I see shock on his face. Then I see the warmth in his eyes.

Then the warmth melts into something else. The warmth becomes lust.

We have not touched in the past weeks. It was as though we had reached a place where we might begin to fight our grief. For these weeks we have needed solitude. We have not held each other in the night. We both needed to learn to hold ourselves.

He takes two giant steps towards me and closes the gap between us. This time there is no tenderness, or sadness. Our gift to each other on this day will be our strength – a resolve to fight for our lives. We kiss each other firmly and passionately. Our hands are certain, our movements deliberate.

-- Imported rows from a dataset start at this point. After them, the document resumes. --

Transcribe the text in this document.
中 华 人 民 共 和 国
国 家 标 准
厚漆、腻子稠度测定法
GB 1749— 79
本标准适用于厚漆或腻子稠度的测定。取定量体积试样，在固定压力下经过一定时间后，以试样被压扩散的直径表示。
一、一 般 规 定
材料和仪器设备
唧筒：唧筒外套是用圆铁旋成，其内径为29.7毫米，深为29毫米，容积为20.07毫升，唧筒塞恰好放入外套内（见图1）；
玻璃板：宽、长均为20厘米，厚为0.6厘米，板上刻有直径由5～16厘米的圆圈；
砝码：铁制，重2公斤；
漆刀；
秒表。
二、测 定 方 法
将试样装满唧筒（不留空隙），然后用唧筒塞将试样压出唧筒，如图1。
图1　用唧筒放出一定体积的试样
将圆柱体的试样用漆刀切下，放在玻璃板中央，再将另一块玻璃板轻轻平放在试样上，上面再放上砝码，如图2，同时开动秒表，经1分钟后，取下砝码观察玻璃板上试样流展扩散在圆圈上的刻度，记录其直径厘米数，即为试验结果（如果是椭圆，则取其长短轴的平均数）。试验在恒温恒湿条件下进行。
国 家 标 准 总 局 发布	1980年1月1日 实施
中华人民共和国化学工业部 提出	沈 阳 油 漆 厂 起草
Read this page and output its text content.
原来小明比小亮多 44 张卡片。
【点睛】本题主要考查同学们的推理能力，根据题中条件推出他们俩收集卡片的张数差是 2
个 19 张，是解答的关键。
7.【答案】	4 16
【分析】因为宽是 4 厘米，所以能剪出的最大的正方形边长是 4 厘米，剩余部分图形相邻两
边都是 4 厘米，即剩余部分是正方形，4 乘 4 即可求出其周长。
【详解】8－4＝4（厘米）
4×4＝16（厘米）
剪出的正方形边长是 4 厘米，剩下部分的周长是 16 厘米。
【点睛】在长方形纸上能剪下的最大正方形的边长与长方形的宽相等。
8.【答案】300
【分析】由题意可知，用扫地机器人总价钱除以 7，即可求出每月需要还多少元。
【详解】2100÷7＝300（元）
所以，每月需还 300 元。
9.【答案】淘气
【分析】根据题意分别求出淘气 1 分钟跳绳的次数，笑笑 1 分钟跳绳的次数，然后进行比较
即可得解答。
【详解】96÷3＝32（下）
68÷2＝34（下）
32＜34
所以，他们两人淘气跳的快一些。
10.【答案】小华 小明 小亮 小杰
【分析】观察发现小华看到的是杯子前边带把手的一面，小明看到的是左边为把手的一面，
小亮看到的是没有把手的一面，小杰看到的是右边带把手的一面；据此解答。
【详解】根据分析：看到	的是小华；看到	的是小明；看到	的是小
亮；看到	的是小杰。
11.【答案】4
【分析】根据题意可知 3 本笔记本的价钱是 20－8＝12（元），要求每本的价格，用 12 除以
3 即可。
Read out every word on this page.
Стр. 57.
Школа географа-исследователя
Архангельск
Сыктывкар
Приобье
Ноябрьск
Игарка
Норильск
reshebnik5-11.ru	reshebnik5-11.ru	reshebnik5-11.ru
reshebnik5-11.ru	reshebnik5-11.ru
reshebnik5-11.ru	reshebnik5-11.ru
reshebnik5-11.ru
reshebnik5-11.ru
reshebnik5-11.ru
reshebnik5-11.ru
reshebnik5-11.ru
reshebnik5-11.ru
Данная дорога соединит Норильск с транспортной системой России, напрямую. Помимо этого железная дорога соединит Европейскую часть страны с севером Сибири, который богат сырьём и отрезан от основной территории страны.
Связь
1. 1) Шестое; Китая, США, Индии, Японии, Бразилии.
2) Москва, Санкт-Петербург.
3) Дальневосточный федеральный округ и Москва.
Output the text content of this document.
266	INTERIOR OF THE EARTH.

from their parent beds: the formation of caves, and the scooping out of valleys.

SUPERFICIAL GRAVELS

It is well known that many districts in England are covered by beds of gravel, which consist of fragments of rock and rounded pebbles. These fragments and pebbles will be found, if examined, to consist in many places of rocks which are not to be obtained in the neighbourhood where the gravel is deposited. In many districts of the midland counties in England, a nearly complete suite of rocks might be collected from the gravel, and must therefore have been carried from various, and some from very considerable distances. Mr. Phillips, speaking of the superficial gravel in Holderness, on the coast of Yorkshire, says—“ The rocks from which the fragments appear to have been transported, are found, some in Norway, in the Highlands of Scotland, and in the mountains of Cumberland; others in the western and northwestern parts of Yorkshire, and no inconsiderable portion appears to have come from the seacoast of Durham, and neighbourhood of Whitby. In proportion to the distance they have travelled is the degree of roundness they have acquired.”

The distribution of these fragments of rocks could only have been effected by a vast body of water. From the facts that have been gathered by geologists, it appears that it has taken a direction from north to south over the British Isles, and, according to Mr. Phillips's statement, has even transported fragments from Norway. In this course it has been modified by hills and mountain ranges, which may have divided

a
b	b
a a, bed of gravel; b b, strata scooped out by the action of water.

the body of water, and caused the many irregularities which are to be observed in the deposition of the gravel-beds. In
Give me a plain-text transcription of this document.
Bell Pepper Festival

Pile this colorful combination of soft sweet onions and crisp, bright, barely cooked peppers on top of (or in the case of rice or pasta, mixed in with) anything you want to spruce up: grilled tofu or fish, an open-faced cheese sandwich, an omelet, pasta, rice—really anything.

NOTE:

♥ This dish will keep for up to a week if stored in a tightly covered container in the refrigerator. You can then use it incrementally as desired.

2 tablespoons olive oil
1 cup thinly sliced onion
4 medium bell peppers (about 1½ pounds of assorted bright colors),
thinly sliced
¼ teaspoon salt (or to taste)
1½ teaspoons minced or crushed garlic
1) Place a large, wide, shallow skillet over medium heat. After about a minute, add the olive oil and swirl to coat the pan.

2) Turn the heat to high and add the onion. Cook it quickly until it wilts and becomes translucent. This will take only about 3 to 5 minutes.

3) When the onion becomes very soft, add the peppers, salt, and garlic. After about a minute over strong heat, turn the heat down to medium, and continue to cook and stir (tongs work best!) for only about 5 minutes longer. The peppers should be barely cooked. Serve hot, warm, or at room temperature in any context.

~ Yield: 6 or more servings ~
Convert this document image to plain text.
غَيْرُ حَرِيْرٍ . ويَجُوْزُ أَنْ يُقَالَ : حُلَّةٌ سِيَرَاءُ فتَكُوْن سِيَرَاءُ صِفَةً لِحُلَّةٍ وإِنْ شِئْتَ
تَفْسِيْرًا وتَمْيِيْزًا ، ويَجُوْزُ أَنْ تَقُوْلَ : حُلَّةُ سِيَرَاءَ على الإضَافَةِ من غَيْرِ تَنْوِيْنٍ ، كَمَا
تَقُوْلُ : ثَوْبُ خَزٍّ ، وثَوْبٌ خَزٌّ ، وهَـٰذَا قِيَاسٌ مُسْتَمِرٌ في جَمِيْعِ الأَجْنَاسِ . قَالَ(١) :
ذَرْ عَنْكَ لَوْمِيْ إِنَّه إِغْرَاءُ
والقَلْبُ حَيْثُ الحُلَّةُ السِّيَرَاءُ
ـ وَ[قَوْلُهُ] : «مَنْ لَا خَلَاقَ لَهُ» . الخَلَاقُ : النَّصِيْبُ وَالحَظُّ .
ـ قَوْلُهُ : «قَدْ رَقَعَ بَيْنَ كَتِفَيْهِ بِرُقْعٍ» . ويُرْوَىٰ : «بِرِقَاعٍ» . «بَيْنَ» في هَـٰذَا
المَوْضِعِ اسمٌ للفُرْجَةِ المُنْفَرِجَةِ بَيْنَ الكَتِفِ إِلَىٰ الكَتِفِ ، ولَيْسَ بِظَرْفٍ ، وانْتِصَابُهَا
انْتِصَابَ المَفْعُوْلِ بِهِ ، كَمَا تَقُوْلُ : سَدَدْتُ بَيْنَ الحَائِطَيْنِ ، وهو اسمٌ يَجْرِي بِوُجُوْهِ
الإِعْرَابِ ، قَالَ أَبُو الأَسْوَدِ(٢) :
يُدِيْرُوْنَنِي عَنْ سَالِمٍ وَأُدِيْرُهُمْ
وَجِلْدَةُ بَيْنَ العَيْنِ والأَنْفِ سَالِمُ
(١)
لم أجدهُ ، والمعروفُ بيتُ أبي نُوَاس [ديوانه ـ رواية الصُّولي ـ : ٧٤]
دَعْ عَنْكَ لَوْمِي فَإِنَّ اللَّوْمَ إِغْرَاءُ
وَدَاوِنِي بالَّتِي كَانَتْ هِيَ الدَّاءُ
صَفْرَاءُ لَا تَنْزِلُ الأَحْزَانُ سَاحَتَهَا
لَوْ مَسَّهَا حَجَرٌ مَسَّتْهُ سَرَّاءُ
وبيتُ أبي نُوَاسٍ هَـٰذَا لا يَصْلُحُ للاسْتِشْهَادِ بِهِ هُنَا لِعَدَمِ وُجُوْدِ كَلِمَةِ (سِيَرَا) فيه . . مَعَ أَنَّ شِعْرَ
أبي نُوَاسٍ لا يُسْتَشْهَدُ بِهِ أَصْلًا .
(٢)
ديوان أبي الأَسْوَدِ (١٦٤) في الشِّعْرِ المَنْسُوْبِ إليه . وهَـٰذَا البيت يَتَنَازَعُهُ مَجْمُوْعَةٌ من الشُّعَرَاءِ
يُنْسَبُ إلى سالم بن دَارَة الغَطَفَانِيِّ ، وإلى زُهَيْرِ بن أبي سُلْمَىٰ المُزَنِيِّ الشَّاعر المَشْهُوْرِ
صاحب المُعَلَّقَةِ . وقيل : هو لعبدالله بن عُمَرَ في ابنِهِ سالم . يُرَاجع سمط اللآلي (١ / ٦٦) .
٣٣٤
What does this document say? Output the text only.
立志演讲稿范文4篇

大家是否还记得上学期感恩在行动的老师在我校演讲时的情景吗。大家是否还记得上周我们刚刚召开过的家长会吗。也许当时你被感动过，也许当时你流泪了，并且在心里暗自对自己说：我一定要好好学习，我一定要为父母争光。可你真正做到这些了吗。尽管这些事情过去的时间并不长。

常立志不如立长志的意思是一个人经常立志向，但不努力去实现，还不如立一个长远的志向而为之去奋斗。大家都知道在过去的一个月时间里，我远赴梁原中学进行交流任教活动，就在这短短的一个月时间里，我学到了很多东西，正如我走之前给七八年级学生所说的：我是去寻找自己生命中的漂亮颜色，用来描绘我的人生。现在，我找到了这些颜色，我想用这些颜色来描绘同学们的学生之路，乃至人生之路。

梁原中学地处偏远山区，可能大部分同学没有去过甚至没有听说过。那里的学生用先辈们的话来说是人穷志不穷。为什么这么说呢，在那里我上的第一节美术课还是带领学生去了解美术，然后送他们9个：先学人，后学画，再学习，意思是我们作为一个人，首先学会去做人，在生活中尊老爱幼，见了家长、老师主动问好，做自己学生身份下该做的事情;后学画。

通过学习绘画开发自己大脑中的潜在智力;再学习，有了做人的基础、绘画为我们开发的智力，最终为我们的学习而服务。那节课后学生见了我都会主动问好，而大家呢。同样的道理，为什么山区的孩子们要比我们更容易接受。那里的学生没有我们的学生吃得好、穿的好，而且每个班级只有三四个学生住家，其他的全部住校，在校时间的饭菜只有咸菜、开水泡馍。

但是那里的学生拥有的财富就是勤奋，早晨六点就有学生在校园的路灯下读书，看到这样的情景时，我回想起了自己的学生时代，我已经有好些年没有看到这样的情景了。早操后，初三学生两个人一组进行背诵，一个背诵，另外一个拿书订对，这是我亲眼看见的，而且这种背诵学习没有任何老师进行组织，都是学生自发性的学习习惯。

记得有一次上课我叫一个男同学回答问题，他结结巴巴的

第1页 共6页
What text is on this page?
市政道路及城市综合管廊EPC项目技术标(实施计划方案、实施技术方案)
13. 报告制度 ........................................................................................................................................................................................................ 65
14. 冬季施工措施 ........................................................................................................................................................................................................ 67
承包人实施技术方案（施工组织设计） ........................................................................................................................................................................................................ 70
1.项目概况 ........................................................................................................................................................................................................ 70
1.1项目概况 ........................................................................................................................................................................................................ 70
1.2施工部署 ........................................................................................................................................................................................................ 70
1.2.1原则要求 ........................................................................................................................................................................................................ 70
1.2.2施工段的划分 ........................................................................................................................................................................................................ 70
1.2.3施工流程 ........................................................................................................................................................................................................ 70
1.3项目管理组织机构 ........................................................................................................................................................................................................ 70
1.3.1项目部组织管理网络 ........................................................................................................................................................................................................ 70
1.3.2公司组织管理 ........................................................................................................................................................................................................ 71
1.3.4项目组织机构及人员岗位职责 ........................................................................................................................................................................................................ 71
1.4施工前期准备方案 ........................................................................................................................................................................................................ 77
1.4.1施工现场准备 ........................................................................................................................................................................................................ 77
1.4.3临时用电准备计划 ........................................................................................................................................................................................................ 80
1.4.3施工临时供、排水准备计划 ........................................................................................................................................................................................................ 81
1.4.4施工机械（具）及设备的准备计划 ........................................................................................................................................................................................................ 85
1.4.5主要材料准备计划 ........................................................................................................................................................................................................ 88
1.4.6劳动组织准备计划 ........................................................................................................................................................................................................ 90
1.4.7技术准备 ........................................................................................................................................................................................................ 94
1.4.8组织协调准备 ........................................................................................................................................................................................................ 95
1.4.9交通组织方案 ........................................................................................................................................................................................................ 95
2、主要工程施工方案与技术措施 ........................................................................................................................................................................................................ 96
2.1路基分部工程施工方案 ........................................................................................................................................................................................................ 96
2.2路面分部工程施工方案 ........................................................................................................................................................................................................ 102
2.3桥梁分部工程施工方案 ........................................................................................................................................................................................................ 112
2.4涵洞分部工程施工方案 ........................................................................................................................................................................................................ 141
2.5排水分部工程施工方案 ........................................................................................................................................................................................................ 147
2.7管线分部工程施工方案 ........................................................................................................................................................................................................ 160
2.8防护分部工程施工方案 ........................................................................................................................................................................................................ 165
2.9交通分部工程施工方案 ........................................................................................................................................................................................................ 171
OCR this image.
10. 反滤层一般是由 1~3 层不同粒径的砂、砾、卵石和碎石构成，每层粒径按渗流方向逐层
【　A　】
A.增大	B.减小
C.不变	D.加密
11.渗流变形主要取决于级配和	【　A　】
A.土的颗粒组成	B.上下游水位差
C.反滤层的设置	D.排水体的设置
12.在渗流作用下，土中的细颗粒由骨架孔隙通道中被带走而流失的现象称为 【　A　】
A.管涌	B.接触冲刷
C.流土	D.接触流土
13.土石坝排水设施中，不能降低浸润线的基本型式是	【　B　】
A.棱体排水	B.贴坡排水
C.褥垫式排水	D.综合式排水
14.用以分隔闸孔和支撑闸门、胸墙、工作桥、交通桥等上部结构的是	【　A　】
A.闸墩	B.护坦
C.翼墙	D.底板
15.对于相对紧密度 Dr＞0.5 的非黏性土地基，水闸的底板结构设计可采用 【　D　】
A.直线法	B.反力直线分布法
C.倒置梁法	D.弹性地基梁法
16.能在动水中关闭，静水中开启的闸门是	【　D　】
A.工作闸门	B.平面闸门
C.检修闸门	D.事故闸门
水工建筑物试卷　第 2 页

His skin is warm and his mouth is hot. His hands are on my shoulders, and then they are on my waist. We breathe deeply. He lifts me by my hips to the counter and kisses my neck and breasts while he removes what remains of my clothes.

It is on this day that we prove to each other that we can move on. We prove that we can be strong for ourselves and for one another. There are no questions to each other about if we are ready for this thing that we have never done before. There is no hesitation. There are no thank yous and neither of us owes the other anything. We are for the first time on equal footing. He desires me and I desire him.

He moves within me fully. He is not inhibited. I can tell that he is not afraid to hurt me.

I respond with him by moving in kind. With certainty. With respect for the one before me and inside of me who is no longer a boy, but a man.

For the first time in two years, there really are no games. Today I am just a beautiful woman and Peeta is just a gorgeous god of a man making love to a woman in the kitchen while the bread in the oven is left to burn.